Para o secretário da Fazenda do Estado do Rio, Renato Villela, os estados já estão fazendo a sua parte ao economizarem no pagamento de juros de suas dívidas:

— A maior contribuição que o Rio dá para o controle da inflação é o cumprimento, e até a superação, das metas de superávit primário acertadas com o Tesouro Nacional.

O secretário da Fazenda de São Paulo, Andrea Calabi, acredita que a forma com que os estados podem colaborar para uma maior competitividade da indústria é investindo na redução do custo, na qualificação de mão de obra, na pesquisa e no desenvolvimento tecnológico. Quanto às medidas para controlar a inflação, Calabi alertou para as consequências de se partir para o artificialismo de preços, casos de energia e combustíveis.
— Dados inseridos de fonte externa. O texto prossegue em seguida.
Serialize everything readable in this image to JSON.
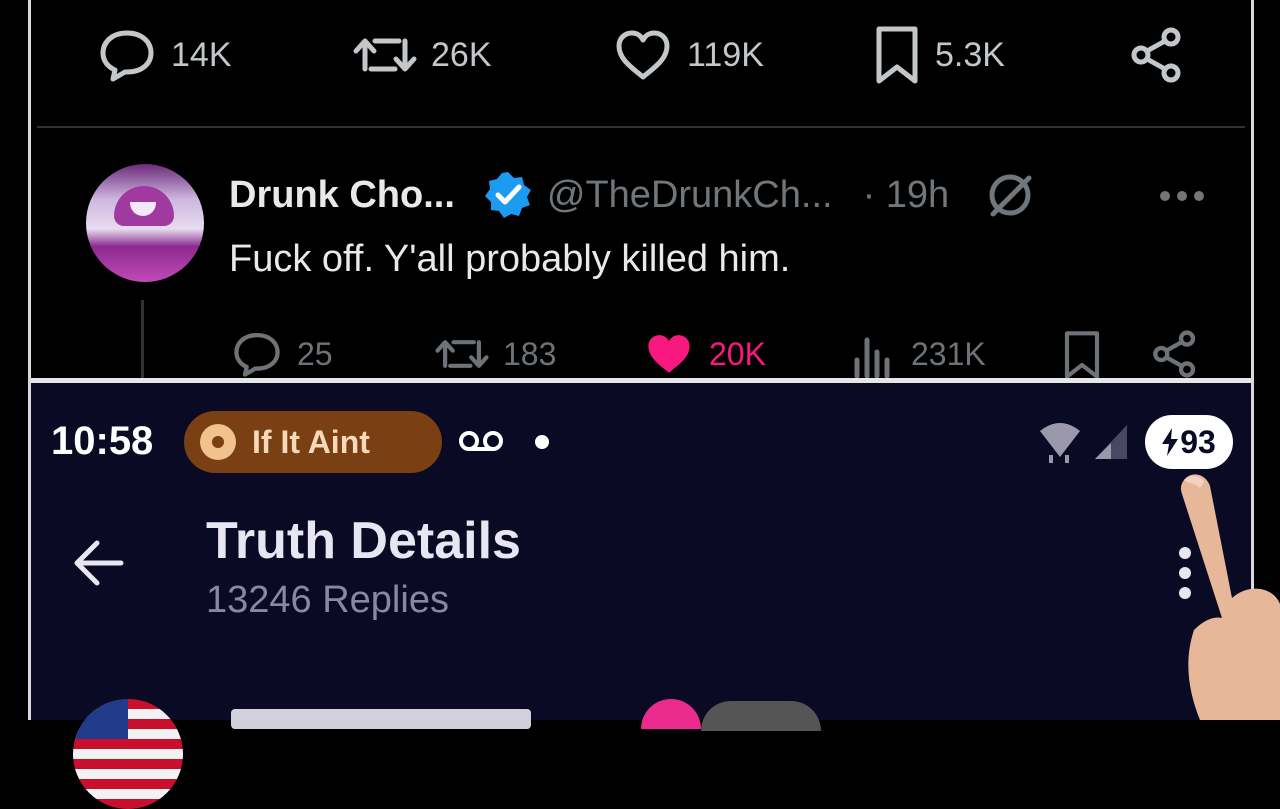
{
  "x_post": {
    "actions": [
      {
        "icon": "reply-icon",
        "count": "14K"
      },
      {
        "icon": "repost-icon",
        "count": "26K"
      },
      {
        "icon": "like-icon",
        "count": "119K"
      },
      {
        "icon": "bookmark-icon",
        "count": "5.3K"
      },
      {
        "icon": "share-icon",
        "count": ""
      }
    ]
  },
  "reply": {
    "display_name": "Drunk Cho...",
    "handle": "@TheDrunkCh...",
    "time": "· 19h",
    "text": "Fuck off. Y'all probably killed him.",
    "actions": {
      "replies": "25",
      "reposts": "183",
      "likes": "20K",
      "views": "231K"
    },
    "like_color": "#f91880"
  },
  "truth_screen": {
    "status_bar": {
      "time": "10:58",
      "media_pill": "If It Aint",
      "battery": "93"
    },
    "title": "Truth Details",
    "subtitle": "13246 Replies"
  }
}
— A inflação é preocupante. Estamos com uma política de consumo muito forte, especialmente em serviços. Mas é perigoso reduzir preços artificialmente, como tivemos de fazer com a energia, porque depois os efeitos podem ser desastrosos — disse.

Conselheiro habitual da presidente Dilma Rousseff, o economista Luiz Gonzaga Belluzzo acredita que, antes de mais nada, é preciso arrumar o atual sistema fiscal dos estados que, em sua opinião, “é um verdadeiro Frankenstein”:

— O país ficou 30 anos sem uma política industrial e investimento em infraestrutura e logística. Para começar, é preciso uma reforma fiscal. Se for mexer só no ICMS, a emenda pode sair pior do que o soneto.